File Photo: A man walks outside a temporary holding facility opened by Customs and Border Protection in El Paso, Texas, on May 2, 2019. It is not known if this shelter held people who were moved to Denver. (Photo: PAUL RATJE/AFP/Getty Images)(PAUL RATJE/AFP/Getty Images)

DENVER — U.S. authorities moved a group of migrants to Colorado in order to alleviate the strain on overwhelmed shelters along the border.

A group of 55 arrived in Denver by bus late Sunday, according to Denver Mayor Michael Hancock. He said in a statement that the migrants are “seeking refuge from violence from their home countries.”

They were bused north with the help of the New Mexico governor’s office to help crowded shelters in El Paso and neighboring Las Cruces, New Mexico, where one shelter reported running low on food.

Two nonprofits in Denver – American Friends Service Committee (AFSC) and Casa de Paz – are coordinating with faith communities on temporarily housing the 55 people, according to the city.

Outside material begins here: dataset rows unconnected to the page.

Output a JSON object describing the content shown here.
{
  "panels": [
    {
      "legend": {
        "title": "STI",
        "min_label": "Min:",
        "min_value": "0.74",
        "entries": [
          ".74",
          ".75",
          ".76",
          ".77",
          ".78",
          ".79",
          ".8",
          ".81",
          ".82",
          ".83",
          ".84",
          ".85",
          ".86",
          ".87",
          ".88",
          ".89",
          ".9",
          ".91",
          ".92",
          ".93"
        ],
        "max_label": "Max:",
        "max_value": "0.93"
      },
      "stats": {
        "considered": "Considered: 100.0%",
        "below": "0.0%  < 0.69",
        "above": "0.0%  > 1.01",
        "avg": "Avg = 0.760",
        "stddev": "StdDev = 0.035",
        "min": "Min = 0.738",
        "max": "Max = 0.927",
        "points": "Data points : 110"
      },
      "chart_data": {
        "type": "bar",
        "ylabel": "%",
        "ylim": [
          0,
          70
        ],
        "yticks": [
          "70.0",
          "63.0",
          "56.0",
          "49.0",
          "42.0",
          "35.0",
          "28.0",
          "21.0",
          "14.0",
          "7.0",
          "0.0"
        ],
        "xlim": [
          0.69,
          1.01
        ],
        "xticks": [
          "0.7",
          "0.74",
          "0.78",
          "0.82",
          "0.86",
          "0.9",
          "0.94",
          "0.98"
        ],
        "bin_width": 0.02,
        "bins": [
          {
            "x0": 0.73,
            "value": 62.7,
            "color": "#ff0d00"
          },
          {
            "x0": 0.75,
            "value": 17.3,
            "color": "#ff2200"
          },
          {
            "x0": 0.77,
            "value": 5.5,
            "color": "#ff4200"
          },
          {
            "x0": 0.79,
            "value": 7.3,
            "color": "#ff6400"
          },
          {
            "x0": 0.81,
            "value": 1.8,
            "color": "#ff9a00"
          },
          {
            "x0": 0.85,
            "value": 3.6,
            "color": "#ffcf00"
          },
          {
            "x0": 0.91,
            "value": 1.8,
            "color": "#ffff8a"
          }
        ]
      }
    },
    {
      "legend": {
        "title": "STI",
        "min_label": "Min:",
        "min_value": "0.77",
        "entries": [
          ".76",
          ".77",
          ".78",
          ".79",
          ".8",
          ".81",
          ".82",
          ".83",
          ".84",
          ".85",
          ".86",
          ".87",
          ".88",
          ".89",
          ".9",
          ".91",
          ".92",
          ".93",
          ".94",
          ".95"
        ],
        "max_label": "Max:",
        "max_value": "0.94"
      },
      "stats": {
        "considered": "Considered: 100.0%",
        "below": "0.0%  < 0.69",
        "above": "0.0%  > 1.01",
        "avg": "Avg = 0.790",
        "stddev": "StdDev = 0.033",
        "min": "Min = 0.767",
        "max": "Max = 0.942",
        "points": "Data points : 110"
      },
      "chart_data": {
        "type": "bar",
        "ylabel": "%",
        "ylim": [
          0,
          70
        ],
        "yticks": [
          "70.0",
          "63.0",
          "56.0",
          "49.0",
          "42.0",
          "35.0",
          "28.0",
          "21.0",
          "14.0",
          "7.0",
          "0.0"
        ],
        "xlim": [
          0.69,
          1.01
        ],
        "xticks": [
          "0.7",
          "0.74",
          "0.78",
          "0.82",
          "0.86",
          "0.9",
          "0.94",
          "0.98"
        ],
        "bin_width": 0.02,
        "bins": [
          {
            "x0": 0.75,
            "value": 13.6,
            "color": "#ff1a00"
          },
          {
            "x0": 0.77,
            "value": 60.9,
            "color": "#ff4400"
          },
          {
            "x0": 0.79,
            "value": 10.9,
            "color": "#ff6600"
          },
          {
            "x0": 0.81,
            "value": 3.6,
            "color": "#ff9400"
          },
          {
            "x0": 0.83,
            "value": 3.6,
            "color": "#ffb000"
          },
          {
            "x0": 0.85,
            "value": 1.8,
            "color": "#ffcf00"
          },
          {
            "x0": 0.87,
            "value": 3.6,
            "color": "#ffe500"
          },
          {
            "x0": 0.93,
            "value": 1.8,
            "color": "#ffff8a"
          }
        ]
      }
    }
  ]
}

Denver “did not have a role in coordinating or funding this effort,” City Attorney Kristin M. Bronson said.

Hancock – who is facing a runoff election next month against Jamie Giellis – voiced his support for the migrants and groups helping them.

Authorities are also using planes to move migrants from the border to other places in the U.S.

U.S. Customs and Border Protection has scheduled daily flights out of Texas’ Rio Grande Valley at least through Tuesday for some migrants.

The flights aim to ensure adults don’t slip through the cracks as agents scramble to process the increasing number of families crossing the border.